For more than a decade, Ghazi and his team—Nima Etminan and Tina Davis—have built EMPIRE into the model for how artists can thrive without traditional gatekeepers. Hosting Nebula’s event wasn’t just logistics; it was symbolic alignment between two camps of innovation.
Tech meets tracklist. Code meets culture. The independent movement meets the digital frontier.

Sponsored and powered by EMPIRE, the event embodied what both companies represent: transparency, creativity, and control in the hands of the people who create value.
A Night of Real Connection
Inside EMPIRE’s studio, the crowd looked nothing like a typical tech conference mixer happy hour.

Nebula’s co-founders moved effortlessly through the studio rooms where platinum records had been mixed. The crowd itself was a fascinating sight: A&R managers, artists, and music executives shared the floor with startup founders and investors. As guests toured EMPIRE’s legendary recording spaces, conversations sparked organically around crucial topics like funding models, music rights, and creator ownership. This mix was entirely deliberate.
We at Nebula weren’t merely showcasing a product; we were actively demonstrating a vibrant ecosystem where technology, finance, and creativity could finally coexist. On an international level.
Day 2 at TechCrunch Disrupt was at full throttle. Founders pitched, investors were in deep conversations, and when dusk set, the city was alive with official side events. Amid all this noise, Nebula’s after party cut through.
We didn’t want the classical business gatherings that leaned on branding and cocktails. Instead, we created an environment that felt purposeful. EMPIRE Studios, with its track record of independence, carried authenticity that no rooftop venue could match. In a week where everyone was chasing the next big event, Nebula hosted the one that truly mattered.

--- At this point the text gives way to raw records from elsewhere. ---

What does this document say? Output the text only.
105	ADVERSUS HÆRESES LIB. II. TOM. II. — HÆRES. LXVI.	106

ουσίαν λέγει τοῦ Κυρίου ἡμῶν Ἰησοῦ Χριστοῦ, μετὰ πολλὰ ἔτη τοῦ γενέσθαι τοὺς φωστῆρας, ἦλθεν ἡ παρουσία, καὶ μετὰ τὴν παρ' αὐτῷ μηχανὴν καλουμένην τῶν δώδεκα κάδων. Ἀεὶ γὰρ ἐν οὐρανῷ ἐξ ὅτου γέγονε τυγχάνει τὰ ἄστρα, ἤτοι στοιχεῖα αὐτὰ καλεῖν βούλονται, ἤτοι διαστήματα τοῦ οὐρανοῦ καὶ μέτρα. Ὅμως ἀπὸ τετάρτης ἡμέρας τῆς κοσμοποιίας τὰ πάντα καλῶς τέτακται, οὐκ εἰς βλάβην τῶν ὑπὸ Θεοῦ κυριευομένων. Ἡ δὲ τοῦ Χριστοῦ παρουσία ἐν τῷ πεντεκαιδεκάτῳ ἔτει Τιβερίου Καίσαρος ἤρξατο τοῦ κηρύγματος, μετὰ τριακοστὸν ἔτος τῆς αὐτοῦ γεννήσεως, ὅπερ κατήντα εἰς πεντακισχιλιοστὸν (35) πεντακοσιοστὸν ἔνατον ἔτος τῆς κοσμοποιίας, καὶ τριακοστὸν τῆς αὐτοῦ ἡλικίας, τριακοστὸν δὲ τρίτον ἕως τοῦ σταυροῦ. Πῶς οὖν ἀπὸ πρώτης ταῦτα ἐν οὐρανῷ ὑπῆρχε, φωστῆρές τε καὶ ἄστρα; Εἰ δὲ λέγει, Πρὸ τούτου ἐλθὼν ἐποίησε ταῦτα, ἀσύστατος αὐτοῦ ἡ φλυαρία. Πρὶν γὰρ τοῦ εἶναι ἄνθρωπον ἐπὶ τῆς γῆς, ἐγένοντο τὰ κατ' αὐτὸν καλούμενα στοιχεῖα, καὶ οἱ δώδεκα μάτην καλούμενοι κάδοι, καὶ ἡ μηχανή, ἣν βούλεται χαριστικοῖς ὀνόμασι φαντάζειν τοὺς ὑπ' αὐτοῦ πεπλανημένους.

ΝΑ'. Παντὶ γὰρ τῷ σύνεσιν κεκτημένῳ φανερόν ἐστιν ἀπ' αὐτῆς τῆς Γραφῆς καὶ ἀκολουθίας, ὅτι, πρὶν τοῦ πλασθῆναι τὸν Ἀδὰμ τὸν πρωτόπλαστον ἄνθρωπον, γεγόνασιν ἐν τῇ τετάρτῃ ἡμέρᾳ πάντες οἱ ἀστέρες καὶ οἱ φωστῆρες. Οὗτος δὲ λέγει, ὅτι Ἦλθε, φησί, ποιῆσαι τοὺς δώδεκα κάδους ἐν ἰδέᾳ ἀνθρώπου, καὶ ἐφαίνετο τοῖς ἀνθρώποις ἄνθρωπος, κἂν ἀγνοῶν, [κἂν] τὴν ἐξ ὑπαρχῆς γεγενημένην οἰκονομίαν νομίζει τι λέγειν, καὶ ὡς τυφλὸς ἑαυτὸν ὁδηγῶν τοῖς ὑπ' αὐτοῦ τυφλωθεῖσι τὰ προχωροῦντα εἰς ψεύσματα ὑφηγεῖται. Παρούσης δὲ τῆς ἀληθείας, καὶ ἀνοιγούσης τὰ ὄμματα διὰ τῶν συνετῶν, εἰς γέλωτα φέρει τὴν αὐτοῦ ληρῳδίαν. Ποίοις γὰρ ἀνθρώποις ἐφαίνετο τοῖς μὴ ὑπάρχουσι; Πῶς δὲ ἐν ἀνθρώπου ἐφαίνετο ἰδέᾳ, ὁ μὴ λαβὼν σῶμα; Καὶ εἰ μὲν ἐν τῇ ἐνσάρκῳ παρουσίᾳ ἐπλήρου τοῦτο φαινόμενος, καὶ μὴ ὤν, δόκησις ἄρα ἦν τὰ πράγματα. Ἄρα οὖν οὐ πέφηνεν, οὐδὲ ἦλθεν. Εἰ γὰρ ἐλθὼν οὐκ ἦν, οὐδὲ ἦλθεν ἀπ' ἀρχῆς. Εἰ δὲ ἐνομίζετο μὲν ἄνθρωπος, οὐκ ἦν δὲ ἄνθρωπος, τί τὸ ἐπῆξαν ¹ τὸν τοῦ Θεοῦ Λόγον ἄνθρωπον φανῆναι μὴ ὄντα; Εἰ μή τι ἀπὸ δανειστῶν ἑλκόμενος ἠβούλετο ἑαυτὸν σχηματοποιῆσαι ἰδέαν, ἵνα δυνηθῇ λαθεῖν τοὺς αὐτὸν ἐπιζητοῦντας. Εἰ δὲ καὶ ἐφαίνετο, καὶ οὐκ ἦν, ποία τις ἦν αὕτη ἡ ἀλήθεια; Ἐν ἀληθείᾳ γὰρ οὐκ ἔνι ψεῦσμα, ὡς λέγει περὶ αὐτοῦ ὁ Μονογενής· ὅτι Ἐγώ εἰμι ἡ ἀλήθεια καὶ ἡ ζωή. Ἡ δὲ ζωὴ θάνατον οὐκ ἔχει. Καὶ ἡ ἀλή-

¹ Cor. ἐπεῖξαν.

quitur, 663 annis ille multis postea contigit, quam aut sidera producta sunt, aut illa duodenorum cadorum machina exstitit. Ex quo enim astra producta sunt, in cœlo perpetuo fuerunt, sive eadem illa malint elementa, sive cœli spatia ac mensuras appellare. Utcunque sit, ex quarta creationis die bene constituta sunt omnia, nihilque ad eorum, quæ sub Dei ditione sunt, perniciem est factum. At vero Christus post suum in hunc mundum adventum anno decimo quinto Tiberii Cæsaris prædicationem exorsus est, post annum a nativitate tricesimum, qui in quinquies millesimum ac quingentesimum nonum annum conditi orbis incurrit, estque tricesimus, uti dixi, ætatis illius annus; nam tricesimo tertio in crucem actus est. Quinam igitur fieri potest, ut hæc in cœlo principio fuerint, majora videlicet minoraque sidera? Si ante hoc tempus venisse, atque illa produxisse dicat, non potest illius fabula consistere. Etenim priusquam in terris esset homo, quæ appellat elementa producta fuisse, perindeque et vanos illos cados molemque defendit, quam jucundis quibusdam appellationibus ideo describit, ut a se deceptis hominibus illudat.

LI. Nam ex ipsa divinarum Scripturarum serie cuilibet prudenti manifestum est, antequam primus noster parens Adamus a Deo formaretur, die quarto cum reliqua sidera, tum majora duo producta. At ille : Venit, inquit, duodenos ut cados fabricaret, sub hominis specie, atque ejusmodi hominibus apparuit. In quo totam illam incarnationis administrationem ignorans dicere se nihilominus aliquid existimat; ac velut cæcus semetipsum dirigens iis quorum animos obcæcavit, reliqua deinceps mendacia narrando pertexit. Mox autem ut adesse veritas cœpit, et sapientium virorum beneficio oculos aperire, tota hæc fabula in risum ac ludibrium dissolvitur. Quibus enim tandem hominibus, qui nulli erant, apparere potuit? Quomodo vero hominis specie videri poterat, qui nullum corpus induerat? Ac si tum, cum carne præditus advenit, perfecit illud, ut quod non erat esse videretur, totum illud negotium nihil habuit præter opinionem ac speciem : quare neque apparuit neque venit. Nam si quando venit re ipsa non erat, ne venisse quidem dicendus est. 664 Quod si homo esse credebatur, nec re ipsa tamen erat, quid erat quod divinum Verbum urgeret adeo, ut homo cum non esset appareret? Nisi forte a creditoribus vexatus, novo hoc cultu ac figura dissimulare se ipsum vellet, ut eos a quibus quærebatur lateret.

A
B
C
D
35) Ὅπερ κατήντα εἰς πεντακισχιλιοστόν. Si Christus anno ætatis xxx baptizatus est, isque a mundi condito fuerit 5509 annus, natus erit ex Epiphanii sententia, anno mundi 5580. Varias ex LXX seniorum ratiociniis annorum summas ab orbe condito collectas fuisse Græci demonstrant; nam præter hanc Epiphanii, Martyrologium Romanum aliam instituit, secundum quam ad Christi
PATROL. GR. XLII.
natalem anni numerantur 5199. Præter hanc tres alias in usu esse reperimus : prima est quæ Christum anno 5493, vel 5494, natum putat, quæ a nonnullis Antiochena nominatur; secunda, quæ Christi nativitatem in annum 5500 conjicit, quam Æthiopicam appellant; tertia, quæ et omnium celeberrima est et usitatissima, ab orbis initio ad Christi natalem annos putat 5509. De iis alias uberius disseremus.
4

The top executives were all there, including EMPIRE’s Ghazi, Nima, and Tina Davis, alongside Nebula’s co-founders Alessandro De Luca, Fuad Hawit, and Yamen Hawit. Many conversations revolved around the same topic: how to build the music economy for musicians and creatives from the ground up with solid foundations and sensible incentive systems in place. Guests weren’t networking; they were strategizing the next music economy and how to make things better for artists and fans alike.
Rewriting the Code of Music Economics
The traditional model of music economics has long favored intermediaries over creators. Nebula is changing that narrative.
The company is developing transparent infrastructure that connects creators, investors, and audiences directly—reducing friction, increasing visibility, and empowering artists and fans with new forms of ownership and revenues.
EMPIRE is San Francisco’s physical home of independent music success, and hosting this conversation inside EMPIRE Studios made our vision tangible.
Nebula transforms music into an investment asset using AI and blockchain technology. We don’t take business away from current industry players; instead, we add new value and effectively increase the size of the economic pie.
Today, while creating and publishing music is easy and cheap, cutting through the noise is very difficult. The internet is a crowded place. Nebula solves this: an artist can offer their unreleased music on our marketplace just days before the official launch. They invite their fanbase to listen, and if fans like what they hear, they can invest directly in the music.
Nebula Is Not A Brand, It’s A Movement
In the days following Disrupt, Nebula’s name kept surfacing in conversations across the conference floor. Mentions in investor meetings. Social posts from artists and founders who attended.
It was the kind of organic buzz startups dream about. A signal that cuts across industries and demographics.
While hundreds of companies pitched on stage, Nebula did something harder: it created a shared moment that people wanted to be part of. A movement that echoes a new value system for creators and fans.